Hace más de un año cuando el Taller de Acupuntura Urbana TAU instaló en la plaza de San Sebastián “La Colina”: un estar urbano compuesto por 25 desniveles tipo gradería y un mirador; un mobiliario urbano multifuncional, pasaba lo mismo: el miedo. Este artefacto es el elemento detonador de “Relevamiento”.

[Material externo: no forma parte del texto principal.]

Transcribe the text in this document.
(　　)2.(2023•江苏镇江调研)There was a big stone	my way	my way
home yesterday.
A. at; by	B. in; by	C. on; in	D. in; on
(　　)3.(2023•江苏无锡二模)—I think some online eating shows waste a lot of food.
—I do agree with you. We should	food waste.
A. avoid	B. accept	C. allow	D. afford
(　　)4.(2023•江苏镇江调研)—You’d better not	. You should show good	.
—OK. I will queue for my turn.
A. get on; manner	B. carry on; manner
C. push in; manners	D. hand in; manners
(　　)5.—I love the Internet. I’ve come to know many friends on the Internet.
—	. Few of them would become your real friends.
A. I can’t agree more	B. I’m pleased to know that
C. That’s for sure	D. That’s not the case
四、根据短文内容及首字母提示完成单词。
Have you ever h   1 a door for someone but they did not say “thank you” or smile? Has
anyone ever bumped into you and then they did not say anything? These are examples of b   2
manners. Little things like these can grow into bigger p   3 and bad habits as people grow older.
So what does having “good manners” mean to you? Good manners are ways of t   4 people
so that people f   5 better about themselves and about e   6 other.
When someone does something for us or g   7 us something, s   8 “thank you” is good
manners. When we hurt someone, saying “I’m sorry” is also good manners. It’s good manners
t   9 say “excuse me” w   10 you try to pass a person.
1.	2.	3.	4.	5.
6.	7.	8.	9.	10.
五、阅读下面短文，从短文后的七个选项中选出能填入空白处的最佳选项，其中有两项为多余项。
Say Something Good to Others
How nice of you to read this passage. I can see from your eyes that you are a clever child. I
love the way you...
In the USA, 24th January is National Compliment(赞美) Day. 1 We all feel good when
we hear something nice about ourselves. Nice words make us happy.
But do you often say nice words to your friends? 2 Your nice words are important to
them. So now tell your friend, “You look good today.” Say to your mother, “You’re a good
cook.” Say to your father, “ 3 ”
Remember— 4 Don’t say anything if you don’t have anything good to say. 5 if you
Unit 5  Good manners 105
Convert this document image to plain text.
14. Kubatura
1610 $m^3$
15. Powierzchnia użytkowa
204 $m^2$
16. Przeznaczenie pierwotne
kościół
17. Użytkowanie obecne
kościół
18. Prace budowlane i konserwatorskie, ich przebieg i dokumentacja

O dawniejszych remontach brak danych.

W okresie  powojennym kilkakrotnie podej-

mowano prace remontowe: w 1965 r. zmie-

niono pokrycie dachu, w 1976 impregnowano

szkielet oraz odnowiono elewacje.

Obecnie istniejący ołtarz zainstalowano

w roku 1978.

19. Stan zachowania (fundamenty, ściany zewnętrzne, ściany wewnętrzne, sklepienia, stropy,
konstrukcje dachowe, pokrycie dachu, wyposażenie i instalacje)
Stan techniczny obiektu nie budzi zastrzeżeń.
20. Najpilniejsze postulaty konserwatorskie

¿Qué es Relevamiento? ¿dónde se acomoda el público?, ¿dónde están los artistas?, ¿cómo funciona hacer una obra en la plaza de San Sebastián?. Todas estas preguntas surgen en inicio. No hay butacas, ni queda claro dónde está el escenario. Una marca de luces led, todavía apagadas, indican que algo está por suceder, pero el público no se sabe muy bien dónde ubicarse ni qué hacer. Además están las otras preguntas las que no queremos decir en voz alta ¿es seguro estar aquí a esta hora?.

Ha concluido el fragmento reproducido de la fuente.